His main coloring is the same shade of yellow that is used for construction vehicles.

===Personality===
Because WALL-E has been alone for 700 years, he has developed a "glitch": sentience and a personality. He has become very curious and he keeps anything interesting he can find. Even though he still obediently follows his directive, WALL-E can get distracted, collecting the trash rather than compacting it. His most prized possession, Hello, Dolly!, teaches him how to hold hands, which he considers the way to say, "I love you."

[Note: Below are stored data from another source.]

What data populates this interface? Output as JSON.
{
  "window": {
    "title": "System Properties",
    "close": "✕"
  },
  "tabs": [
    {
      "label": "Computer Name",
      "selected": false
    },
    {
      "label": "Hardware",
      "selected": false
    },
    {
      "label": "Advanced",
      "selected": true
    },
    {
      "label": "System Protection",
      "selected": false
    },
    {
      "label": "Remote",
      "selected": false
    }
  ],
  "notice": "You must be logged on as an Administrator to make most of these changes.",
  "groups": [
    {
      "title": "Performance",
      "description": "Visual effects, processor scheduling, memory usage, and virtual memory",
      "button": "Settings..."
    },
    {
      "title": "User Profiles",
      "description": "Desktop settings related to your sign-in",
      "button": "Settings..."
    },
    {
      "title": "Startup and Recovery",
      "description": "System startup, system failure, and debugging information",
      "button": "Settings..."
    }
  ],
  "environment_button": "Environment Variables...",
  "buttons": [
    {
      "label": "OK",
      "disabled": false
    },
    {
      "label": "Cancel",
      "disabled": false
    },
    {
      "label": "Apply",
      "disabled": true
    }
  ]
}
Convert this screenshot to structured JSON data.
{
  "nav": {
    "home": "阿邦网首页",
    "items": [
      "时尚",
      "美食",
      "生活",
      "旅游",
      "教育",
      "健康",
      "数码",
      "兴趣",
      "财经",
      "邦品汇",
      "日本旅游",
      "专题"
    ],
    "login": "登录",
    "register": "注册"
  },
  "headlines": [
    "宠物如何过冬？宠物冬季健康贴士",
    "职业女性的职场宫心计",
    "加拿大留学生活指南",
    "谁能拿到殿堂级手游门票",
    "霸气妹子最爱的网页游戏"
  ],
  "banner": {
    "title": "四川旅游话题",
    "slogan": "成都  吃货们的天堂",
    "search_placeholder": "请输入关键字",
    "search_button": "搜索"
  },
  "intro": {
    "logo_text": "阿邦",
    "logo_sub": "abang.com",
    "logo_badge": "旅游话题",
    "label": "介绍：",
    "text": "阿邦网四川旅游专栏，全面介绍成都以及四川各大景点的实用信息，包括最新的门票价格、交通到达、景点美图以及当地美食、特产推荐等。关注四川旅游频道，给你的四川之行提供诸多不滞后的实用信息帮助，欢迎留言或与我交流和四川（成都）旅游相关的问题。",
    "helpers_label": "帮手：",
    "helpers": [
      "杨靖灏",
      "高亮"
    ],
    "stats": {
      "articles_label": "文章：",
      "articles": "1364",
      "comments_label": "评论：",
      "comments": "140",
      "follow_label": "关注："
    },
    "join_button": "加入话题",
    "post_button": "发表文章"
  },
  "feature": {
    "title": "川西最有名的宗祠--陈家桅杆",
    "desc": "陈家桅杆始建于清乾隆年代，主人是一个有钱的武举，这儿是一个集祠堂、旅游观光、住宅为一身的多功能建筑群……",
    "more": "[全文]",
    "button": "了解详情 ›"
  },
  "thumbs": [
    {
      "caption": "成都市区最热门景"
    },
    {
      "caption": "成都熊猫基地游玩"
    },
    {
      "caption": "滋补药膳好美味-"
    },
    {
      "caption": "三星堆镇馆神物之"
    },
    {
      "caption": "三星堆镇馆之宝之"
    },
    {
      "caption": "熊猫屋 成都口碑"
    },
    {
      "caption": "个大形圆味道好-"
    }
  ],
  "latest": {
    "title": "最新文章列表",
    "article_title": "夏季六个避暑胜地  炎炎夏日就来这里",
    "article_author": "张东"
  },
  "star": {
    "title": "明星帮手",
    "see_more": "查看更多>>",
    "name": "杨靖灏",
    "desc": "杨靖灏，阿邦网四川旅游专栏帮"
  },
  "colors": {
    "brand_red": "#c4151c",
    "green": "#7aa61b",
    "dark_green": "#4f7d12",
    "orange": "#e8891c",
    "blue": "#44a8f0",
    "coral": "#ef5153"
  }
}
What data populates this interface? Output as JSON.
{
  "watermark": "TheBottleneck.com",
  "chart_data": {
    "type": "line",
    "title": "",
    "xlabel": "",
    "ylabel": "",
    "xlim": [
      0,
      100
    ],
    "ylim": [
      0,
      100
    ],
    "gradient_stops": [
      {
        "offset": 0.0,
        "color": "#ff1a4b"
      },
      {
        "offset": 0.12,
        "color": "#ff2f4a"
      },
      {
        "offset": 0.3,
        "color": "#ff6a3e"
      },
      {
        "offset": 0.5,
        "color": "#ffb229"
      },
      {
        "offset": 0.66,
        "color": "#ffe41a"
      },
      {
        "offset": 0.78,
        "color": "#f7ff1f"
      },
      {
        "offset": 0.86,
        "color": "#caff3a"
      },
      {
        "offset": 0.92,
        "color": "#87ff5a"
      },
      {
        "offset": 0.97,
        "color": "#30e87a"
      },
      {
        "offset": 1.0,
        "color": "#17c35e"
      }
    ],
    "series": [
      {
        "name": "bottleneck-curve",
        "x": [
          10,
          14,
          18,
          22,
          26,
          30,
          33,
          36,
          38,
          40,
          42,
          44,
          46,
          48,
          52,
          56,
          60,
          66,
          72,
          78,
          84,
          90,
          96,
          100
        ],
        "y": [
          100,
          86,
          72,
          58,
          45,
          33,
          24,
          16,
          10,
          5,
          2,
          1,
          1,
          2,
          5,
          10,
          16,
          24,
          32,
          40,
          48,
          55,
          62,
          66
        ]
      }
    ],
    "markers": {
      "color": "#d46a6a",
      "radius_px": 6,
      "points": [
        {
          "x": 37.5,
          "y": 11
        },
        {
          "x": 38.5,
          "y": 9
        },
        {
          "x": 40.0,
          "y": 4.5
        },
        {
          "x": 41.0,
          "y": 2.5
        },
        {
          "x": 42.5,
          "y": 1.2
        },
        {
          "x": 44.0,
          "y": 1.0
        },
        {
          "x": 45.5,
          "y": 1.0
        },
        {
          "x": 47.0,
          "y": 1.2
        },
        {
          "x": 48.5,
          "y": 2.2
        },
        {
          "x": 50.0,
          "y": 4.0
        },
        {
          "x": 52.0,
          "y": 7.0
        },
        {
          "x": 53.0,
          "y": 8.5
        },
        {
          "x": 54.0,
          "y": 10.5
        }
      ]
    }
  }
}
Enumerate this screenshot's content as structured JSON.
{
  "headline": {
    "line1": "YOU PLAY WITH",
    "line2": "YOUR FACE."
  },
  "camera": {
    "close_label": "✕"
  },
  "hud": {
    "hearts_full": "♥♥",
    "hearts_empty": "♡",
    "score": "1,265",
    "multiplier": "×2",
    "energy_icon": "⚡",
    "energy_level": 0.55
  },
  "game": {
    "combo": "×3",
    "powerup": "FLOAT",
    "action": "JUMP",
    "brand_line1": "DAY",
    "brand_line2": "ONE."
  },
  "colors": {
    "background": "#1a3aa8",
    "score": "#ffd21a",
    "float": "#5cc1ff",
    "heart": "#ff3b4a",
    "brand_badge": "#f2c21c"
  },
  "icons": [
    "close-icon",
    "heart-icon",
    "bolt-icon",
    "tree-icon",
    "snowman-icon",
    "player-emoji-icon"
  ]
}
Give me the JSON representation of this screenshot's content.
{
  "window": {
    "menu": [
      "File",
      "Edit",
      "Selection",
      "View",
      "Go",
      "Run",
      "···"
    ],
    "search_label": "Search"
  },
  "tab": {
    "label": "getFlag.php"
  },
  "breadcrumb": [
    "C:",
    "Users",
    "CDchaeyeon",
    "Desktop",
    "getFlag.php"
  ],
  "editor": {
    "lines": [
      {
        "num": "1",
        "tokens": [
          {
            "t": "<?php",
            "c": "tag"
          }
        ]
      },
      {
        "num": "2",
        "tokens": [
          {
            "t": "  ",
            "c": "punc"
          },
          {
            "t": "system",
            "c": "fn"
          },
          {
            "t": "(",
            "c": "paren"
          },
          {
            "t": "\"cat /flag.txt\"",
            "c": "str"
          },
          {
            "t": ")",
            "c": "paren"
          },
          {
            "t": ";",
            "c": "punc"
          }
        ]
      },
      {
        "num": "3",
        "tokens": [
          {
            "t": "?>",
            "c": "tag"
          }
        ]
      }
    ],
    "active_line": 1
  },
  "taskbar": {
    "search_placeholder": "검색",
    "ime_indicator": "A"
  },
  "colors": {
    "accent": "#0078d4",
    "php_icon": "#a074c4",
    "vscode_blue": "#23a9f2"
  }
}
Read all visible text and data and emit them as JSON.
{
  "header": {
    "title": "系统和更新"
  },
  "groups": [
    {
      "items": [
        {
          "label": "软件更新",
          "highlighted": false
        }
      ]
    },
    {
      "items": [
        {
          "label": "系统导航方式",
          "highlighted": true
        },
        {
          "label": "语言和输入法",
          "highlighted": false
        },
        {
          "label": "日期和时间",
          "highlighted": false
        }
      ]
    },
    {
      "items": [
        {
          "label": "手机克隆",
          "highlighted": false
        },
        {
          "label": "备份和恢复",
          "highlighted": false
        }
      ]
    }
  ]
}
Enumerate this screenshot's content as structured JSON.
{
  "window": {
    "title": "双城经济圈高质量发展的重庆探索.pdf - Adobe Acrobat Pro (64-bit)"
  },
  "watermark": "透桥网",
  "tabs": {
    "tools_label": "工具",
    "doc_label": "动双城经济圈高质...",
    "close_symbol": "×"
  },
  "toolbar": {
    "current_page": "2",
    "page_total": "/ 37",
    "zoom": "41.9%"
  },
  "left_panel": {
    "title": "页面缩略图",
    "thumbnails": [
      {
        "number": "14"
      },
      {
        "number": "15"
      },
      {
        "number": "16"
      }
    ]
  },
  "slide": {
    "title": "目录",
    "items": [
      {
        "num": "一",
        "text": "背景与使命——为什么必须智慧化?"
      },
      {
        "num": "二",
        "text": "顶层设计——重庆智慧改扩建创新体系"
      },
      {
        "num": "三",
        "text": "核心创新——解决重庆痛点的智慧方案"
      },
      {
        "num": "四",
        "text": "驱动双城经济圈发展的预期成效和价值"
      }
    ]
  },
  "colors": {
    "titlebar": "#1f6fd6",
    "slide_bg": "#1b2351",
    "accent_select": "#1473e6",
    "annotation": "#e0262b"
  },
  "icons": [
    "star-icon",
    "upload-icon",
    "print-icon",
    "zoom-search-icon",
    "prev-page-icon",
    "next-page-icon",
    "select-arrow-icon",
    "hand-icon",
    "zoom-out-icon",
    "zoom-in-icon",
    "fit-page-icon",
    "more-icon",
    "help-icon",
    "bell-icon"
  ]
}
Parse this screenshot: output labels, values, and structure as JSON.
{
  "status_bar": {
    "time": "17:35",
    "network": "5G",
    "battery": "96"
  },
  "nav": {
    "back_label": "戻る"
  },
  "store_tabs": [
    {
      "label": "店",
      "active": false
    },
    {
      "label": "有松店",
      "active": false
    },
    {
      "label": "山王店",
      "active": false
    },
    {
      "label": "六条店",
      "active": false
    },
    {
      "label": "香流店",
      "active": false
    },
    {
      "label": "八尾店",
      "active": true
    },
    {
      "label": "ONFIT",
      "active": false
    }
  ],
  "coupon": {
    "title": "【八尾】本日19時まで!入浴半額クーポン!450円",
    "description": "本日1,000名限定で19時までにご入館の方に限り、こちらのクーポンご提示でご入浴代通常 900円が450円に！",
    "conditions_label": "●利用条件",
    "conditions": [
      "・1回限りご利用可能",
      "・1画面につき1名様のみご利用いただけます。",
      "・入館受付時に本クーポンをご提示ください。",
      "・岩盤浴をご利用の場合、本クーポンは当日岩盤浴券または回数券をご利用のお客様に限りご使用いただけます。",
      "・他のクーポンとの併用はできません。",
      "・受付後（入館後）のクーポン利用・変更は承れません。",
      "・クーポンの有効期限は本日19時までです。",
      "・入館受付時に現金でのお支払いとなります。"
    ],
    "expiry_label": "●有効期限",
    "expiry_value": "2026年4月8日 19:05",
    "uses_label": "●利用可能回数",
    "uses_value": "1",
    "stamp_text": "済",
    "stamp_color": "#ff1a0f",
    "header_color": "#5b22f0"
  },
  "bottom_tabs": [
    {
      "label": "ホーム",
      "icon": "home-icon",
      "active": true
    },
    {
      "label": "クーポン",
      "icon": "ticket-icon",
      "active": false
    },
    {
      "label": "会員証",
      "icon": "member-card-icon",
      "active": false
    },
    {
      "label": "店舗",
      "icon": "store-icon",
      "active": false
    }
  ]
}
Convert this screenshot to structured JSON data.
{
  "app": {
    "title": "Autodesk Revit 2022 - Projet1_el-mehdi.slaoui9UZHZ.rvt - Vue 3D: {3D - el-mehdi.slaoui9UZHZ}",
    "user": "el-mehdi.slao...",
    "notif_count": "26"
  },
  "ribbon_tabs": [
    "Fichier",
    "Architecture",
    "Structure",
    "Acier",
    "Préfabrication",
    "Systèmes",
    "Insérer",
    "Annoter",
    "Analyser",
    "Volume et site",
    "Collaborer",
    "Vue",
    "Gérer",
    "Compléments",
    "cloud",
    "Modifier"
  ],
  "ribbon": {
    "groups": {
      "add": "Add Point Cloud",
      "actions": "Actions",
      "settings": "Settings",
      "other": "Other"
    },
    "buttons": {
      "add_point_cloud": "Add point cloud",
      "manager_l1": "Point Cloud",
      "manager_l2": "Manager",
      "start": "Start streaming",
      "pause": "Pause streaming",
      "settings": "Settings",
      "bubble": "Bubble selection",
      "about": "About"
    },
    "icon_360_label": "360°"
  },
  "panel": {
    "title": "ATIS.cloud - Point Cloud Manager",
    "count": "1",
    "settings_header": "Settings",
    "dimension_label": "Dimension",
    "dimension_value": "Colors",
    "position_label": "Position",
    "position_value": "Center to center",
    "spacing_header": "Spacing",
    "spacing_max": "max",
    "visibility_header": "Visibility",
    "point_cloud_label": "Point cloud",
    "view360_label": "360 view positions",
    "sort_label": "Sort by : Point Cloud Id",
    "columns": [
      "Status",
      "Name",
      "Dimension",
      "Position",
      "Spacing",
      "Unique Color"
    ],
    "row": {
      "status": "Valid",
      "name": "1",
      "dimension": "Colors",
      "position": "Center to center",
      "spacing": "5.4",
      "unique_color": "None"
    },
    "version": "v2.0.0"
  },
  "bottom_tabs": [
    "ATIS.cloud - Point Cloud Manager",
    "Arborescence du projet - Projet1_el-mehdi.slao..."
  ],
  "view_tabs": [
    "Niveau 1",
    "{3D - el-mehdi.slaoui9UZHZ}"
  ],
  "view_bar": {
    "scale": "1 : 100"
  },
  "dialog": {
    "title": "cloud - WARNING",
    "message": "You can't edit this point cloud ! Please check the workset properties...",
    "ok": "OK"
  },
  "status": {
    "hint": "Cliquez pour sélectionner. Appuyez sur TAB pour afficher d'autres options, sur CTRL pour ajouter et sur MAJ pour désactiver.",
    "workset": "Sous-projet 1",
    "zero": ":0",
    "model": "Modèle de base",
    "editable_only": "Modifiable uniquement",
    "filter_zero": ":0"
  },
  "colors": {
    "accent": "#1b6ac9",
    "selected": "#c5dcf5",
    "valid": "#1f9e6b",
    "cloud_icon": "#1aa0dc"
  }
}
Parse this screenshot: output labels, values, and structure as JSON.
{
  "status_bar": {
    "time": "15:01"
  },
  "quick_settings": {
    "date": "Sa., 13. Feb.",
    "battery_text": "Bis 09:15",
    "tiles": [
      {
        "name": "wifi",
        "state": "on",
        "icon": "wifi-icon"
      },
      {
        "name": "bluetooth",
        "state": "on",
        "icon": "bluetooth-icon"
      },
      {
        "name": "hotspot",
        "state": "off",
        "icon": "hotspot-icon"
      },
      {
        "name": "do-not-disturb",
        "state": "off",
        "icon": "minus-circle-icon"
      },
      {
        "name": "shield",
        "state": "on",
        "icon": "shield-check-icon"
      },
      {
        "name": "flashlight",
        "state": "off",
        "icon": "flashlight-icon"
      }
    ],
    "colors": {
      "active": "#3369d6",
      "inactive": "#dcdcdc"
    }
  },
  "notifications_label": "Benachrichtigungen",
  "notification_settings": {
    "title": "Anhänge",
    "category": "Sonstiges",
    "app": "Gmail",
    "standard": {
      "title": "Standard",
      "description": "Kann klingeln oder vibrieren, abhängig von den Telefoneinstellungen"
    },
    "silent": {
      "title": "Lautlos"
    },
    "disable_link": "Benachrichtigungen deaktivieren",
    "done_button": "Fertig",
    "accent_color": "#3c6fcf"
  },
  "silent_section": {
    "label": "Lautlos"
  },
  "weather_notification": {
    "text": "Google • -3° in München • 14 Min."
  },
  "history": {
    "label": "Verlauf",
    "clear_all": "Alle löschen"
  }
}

He has become very lonely, having nobody but Hal as his company, and is beginning to wonder whether there is more to life than his directive. So when he meets EVE, he quickly falls in love with her. WALL-E is very protective of EVE. When she shuts down after getting the plant, WALL-E places her on top of his transport (thinking she is charged by solar energy just as he is) and protects her from the weather waiting for her to "recharge". At the repair center, he mistakes the equipment there as trying to torture her and rushes to her aid. When EVE was frustrated and discomforted by his interventions, he is quickly remorseful about it. He also knows when to back out in dangerous situations and let EVE handle it, but still insists on following and helping her complete her directive.

When he first learns about love, he is fascinated and wanted to find someone he loves for himself. When around EVE, he attempts to demonstrate his love for her in the best way he can, even when she didn't reciprocate her feelings at first. As the film progresses however, WALL-E is able to understand the importance of how love isn't just about holding hands, but taking time to know each other, trusting people and accepting who they are and what they are meant for.

==Reception==
Reviewing the movie, Kirk Honeycutt of The Hollywood Reporter said the film's definitive stroke of brilliance was in using a mix of archive film footage and computer graphics to trigger WALL-E's romantic leanings. He also praised Ben Burtt's sound design, saying "If there is such a thing as an aural sleight of hand, this is it."

==Recreations==
In 2012, Mike McMaster, an American robotics hobbyist, began working on his own model of WALL-E. The final product was built with more moving parts than the WALL-E which roams around Disneyland. Alongside this, both WALL-E and EVE have a presence at all the Disney Parks and Resorts as statues in the Tomorrowland areas. McMaster's four-foot robot made an appearance at the Walt Disney Family Museum and was featured during the opening week of Tested.com a project headed up by Jamie Hyneman and Adam Savage of MythBusters. Since WALL-E's creation, Mike and the popular robot have made dozens of appearances at various events.

In the same year, Mike Senna completed his own WALL-E build.